Education Today: Exploring the Digital Vortex
Join us for the second part of our new two-part blog series from #EducationNow on the Digital Vortex from Ronaldo Mota, a member of the Brazilian Academy of Education. Don’t miss the first installment in the series, Education Then: Entering the Digital Vortex.
Education at the center of the vortex
Digital technologies reconfigure society, economy, habits, and customs. Education is being engulfed to the center of the digital vortex. The acceleration from the current pandemic makes progress established historically – and even recently – fade into the rearview.
Those who saw digital technologies as tools to enable traditional teaching and learning processes will begin to realize how much more potential they have. The context allows a better understanding of McLuhan, who in the last century warned that “the medium is the message.” Educational changes, infused with digital technologies, are radical, rapid and profound.

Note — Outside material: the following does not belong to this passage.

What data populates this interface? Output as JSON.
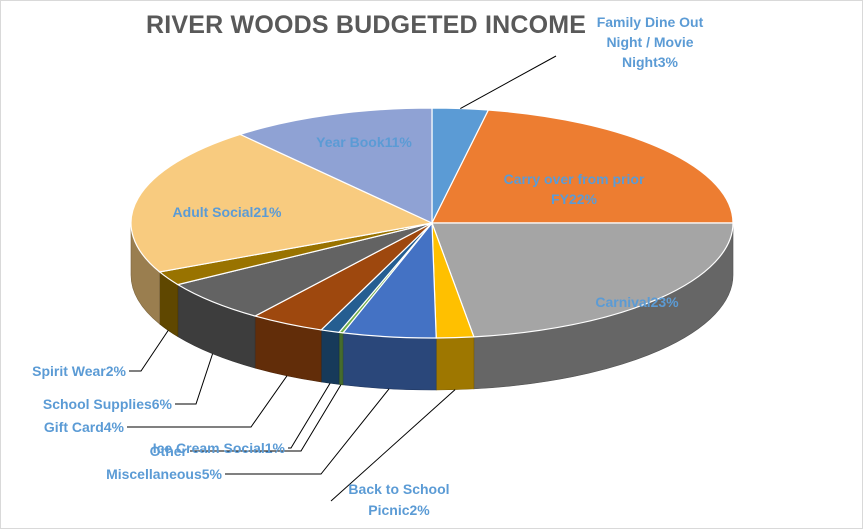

Last century, education aimed to provide mastery of one set of techniques and skills. In this century, although such training remains necessary, it is insufficient. We are moving toward a new aim: the ability to learn continuously, with awareness about how we learn. This will be key in a future where information and knowledge will be fully accessible, instantaneous and, eventually, free.

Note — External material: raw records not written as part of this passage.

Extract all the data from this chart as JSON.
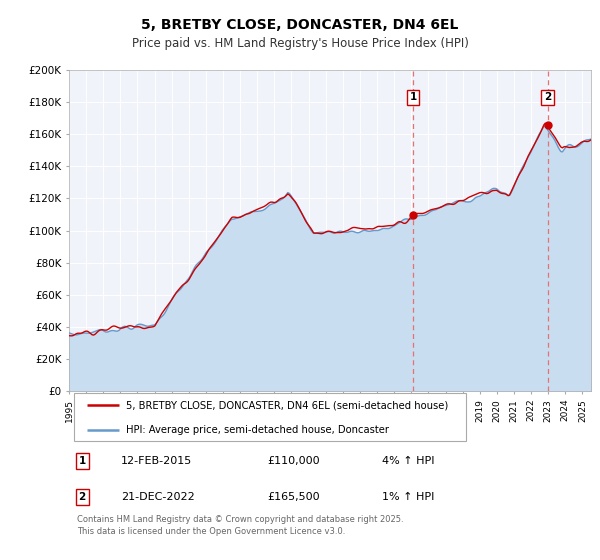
{
  "title": "5, BRETBY CLOSE, DONCASTER, DN4 6EL",
  "subtitle": "Price paid vs. HM Land Registry's House Price Index (HPI)",
  "legend_line1": "5, BRETBY CLOSE, DONCASTER, DN4 6EL (semi-detached house)",
  "legend_line2": "HPI: Average price, semi-detached house, Doncaster",
  "line_color": "#cc0000",
  "hpi_color": "#6699cc",
  "hpi_fill_color": "#c8ddf0",
  "background_color": "#ffffff",
  "chart_bg_color": "#f0f4fa",
  "grid_color": "#ffffff",
  "ylim": [
    0,
    200000
  ],
  "yticks": [
    0,
    20000,
    40000,
    60000,
    80000,
    100000,
    120000,
    140000,
    160000,
    180000,
    200000
  ],
  "ytick_labels": [
    "£0",
    "£20K",
    "£40K",
    "£60K",
    "£80K",
    "£100K",
    "£120K",
    "£140K",
    "£160K",
    "£180K",
    "£200K"
  ],
  "sale1_date_num": 2015.11,
  "sale1_price": 110000,
  "sale2_date_num": 2022.97,
  "sale2_price": 165500,
  "annotation_table": [
    {
      "num": "1",
      "date": "12-FEB-2015",
      "price": "£110,000",
      "hpi": "4% ↑ HPI"
    },
    {
      "num": "2",
      "date": "21-DEC-2022",
      "price": "£165,500",
      "hpi": "1% ↑ HPI"
    }
  ],
  "footer": "Contains HM Land Registry data © Crown copyright and database right 2025.\nThis data is licensed under the Open Government Licence v3.0."
}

Evolving the role of school, educator, and student
Historically, the school was almost exclusively the space for education. Today, given unprecedented spatial and temporal flexibilities, the school is one of multiple spaces and not necessarily, the most relevant of them. Likewise, the teacher, who was at the center, observes centrality moving toward the student – who chooses when, how and with whom to study.

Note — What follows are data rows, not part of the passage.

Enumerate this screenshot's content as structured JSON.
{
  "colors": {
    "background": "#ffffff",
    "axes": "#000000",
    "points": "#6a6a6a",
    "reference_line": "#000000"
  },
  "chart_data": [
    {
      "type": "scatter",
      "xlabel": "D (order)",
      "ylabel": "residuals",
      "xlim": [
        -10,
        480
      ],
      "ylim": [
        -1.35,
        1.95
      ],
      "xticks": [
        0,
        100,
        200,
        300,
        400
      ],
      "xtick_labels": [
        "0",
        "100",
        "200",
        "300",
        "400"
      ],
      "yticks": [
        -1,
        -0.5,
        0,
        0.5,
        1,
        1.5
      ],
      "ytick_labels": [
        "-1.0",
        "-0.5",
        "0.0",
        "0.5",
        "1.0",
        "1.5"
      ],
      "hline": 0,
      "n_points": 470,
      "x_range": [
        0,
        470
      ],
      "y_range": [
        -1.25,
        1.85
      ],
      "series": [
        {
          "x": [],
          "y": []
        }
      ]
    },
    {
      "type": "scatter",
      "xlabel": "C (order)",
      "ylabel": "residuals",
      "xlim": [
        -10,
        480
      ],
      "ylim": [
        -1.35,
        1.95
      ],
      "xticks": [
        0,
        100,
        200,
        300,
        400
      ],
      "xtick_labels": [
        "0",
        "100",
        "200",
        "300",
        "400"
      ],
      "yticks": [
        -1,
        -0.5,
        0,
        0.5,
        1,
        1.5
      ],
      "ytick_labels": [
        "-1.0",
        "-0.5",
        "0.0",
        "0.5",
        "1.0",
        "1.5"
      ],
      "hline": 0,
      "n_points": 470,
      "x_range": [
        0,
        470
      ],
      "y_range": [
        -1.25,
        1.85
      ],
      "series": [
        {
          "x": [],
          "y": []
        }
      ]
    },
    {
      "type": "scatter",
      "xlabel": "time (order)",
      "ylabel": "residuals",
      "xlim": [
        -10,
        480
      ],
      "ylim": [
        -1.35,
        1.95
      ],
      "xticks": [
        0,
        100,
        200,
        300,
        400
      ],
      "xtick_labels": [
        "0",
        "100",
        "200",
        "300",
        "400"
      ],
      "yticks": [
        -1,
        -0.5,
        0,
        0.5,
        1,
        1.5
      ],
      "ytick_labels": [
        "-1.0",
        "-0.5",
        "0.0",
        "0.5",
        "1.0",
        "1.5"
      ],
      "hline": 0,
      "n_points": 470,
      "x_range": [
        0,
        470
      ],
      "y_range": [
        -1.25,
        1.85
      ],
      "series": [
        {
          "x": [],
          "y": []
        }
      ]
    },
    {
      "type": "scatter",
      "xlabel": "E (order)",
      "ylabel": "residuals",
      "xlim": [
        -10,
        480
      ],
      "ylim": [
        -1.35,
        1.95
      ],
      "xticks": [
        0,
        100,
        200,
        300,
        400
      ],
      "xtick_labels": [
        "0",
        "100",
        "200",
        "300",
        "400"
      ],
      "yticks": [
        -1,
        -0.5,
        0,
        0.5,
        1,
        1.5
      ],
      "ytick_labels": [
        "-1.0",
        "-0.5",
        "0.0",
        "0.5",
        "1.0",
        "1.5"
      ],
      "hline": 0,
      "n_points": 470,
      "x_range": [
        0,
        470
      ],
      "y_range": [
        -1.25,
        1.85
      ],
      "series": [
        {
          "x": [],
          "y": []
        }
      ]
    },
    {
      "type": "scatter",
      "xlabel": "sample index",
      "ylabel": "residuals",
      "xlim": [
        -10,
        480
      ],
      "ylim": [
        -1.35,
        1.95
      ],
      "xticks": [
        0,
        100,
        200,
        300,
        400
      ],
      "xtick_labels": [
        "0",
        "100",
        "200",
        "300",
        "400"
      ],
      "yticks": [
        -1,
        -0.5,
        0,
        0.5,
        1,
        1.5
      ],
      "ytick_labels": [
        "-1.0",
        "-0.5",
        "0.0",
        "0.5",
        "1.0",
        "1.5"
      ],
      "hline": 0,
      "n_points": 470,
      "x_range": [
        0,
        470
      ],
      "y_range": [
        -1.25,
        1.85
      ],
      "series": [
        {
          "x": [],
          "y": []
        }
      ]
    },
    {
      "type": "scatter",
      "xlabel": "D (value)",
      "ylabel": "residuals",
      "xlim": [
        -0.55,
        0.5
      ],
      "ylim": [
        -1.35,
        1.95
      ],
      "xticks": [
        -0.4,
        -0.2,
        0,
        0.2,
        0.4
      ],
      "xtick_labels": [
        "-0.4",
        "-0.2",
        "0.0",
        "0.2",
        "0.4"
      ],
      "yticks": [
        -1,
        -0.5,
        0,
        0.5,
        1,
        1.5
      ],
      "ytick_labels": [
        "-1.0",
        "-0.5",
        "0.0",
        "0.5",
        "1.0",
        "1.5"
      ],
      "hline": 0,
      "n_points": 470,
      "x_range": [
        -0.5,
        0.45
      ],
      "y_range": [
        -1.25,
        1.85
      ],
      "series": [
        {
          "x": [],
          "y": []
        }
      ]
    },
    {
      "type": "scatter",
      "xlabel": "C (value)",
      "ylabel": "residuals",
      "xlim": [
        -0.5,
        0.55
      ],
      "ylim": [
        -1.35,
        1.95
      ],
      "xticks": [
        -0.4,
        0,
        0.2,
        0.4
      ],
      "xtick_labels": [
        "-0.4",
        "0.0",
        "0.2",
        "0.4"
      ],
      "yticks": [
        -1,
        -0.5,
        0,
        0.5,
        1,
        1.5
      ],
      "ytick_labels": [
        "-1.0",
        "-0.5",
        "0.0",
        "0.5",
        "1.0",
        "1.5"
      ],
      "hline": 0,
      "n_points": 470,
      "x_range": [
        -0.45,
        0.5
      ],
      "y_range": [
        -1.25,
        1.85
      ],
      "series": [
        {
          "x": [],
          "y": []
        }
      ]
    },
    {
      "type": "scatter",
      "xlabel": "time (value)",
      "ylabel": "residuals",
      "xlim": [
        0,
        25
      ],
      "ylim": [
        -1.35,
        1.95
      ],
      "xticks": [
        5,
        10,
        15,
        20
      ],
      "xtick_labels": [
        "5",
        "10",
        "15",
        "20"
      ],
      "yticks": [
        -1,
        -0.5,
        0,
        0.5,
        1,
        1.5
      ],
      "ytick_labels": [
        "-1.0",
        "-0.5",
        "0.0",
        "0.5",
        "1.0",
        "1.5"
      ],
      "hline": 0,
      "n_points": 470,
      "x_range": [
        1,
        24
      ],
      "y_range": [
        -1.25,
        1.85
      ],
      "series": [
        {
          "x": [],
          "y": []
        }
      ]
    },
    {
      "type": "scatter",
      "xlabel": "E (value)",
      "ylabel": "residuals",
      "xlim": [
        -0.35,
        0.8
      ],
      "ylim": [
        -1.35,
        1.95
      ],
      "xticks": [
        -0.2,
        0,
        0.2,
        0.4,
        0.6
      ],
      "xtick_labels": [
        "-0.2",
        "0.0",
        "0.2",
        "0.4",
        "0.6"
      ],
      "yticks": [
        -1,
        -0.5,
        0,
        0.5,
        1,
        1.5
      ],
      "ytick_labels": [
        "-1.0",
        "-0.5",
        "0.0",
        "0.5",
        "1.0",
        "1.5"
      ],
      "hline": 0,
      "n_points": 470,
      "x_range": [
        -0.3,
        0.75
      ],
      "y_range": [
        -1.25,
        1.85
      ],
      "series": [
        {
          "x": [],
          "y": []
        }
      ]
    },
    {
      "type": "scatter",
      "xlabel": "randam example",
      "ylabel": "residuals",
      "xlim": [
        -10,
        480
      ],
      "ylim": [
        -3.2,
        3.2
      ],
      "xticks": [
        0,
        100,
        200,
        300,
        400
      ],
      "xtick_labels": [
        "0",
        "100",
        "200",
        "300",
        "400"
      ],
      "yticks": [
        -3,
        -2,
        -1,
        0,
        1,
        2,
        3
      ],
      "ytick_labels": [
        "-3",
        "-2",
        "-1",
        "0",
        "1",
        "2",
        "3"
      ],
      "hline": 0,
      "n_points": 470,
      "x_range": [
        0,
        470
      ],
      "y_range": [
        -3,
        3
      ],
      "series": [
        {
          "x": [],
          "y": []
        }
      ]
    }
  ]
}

It is important to highlight that this does not in any way diminish the role of the educator. On the contrary, the teacher now teams up with the student to construct learning environments – hybrid, physical, and virtual. Likewise, the student will be required to know how to collaborate as part of a team to solve challenging problems.
Entering tomorrow
We are entering a world of artificial intelligence, machines that learn, and modeling and simulation laboratories.The correct collection of student data, through the use of intelligent platforms, will allow the application of learning analytics, proposing and enabling individualized educational paths.
We each have an educational DNA, which we don’t share with anyone else. It is up to the learning environment (and the school, in the broad sense), to be endowed with multiple educational trails, reflecting different modalities, diverse approaches, and unique emphases.
Building a digital future
While we entered the 21st century with an emphasis on traditional companies like oil, banking, automobiles, and retail, today, in 2020, the future is digital. This change will be even more pronounced in the post-pandemic world.
We are currently subject to a kind of catalytic effect, a fantastic acceleration, represented symbolically by the digital vortex, with profound consequences in all sectors and in ourselves.
Thus, I believe that there will be no return to normality. Because there will be no “normal” to return to. We will be economically, socially and educationally different.
We are building the future right now. We are learning from yesterday and taking bold steps today. And while the details of tomorrow are unclear, this digital future can be a good and promising thing. It is enormously complex, but it is the future we need to build to capitalize on the momentum of today’s vortex.